Like Wendy I saw Ayca Anil as the black swan. Wendy was impressed by Anil's technique and I agree with everything that Wendy said about that.  However I also thought she was a pretty good dance actor as was her prince, Saul Kilcullen-Jarvis.  He represented a very complex character, a bit like the prince in David Dawson's version.  The action flashed back to the ballet with clips from act 1 and act 3.  Echoes of familiar choreography and music as well as some innovation.  The entrance of the black swans with their arms in open 5th was particularly effective.  

Dante Baylor's costume designs, especially the red headdress for the women and the geometric piping of the prince's doublet were impressive.   There was a lot - probably too much - for the senses to take in on seeing this ballet for the first time.  I would love to see it again.

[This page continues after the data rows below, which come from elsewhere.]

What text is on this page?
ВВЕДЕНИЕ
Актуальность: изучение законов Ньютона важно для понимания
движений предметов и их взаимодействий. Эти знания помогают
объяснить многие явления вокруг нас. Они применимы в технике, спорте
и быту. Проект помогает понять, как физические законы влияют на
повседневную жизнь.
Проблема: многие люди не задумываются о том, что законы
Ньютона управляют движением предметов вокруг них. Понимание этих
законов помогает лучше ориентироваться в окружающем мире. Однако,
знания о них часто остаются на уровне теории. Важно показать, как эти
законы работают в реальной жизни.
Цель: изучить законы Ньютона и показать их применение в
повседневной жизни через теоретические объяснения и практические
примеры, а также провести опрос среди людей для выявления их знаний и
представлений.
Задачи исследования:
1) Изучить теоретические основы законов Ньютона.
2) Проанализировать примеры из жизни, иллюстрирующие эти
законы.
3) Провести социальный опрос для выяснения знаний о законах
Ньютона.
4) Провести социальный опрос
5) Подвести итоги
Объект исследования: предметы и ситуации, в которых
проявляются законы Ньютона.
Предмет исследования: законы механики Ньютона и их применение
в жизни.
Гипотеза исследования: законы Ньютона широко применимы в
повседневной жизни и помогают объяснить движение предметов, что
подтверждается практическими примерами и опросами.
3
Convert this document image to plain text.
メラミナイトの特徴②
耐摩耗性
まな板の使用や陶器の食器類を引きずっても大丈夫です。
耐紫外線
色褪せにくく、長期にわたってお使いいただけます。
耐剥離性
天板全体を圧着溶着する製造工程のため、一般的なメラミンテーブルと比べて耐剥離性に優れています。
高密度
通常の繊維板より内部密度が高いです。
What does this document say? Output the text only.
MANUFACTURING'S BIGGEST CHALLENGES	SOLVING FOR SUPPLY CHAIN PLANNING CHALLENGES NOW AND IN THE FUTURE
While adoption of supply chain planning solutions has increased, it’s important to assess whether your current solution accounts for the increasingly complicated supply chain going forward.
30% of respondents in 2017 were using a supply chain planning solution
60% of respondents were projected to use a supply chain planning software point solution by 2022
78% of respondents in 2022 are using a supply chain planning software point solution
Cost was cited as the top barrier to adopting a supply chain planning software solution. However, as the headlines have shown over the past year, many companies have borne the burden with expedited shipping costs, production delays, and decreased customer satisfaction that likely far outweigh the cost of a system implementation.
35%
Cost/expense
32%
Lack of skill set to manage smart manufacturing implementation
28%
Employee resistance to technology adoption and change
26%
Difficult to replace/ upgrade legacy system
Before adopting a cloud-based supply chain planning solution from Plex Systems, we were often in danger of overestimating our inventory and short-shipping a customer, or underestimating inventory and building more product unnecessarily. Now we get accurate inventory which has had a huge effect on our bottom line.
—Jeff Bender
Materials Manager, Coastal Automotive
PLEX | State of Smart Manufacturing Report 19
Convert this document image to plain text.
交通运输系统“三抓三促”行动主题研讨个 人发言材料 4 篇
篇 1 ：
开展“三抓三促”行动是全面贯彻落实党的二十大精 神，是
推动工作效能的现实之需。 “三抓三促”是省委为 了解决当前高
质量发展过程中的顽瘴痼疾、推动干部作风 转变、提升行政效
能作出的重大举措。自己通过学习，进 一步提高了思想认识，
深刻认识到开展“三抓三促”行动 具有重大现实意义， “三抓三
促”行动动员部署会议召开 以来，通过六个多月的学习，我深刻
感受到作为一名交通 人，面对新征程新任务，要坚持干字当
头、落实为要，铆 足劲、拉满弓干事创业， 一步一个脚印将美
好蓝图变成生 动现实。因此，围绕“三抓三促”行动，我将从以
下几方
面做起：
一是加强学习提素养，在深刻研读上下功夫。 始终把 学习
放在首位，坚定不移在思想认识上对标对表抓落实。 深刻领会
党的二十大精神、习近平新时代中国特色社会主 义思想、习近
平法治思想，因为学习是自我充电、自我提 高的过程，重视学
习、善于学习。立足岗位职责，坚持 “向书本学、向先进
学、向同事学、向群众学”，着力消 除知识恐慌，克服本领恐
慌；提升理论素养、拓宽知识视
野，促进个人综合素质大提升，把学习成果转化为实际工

 In FAR - Company Wayne McGregor - 2010 - Behind the Scenes McGregor explains how he drew inspiration from Diderot's Encyclopedia and, in particular, his drawings of the human nervous system. Diderot showed how it was the brain that made the body work.  The brain is represented in McGregor's piece by an array of tiny lamps representing neurons.  Those neurons control movements of the body which are sometimes convulsive.  Ballet Central showed two scenes from an hour long work.  There was a duet by Rita Lee and Aitor Viscarolasaga Lopez and a group scene with Rishan Benjamin, Aoibh Ní Riain Broin,  Hitomi Nishizawa,  Hikari Uemura, Olivia Van Niekerk, Harris Beattie, Thomas Harden and Kevin Memeti.  Not an easy piece to dance, I should have thought, particularly with Ben Frost's multilayered score.  Again, I need to see this work again - and perhaps more than once - to appreciate and understand it fully.

The extract from Valley of Shadows was a beautiful dance for four: Mical Klara Coxill, Saul Kilcullen-Jarvis, Jamie Wallis and Scot Baldie set to Tchaikovsky's Souvenir de Florence. This scene shows the Finzi-Contini family in the seclusion of their garden before their lives are shattered by deportation to a concentration camp in Germany.  Wendy referred to sad and dark undertones and that is because we know what happened to the family.

Knowing that I would have to leave early to catch the rattling Donny choo-choo I booked a seat in the balcony which would have allowed me to slip out before the end of the performance with minimum noise and fuss.  It allowed me to spot who was in the audience and I spotted more than a few friends and acquaintances.  That made it even harder to leave the theatre.

Finally a message for Heidi Hall and Chris Marney.  There are approximately 25 million people who live north of the Trent and we can't all squeeze into the Stan and Audrey on a Sunday night.  We have some lovely theatres such as the Keys and Aldridge at the Lowry, the Atkinson at Southport, the Waterside in Sale, the Cast in Doncaster, the Library in Sheffield and indeed the Lawrence Batley here in Huddersfield.  Do stay with us a little longer when you go on tour next year.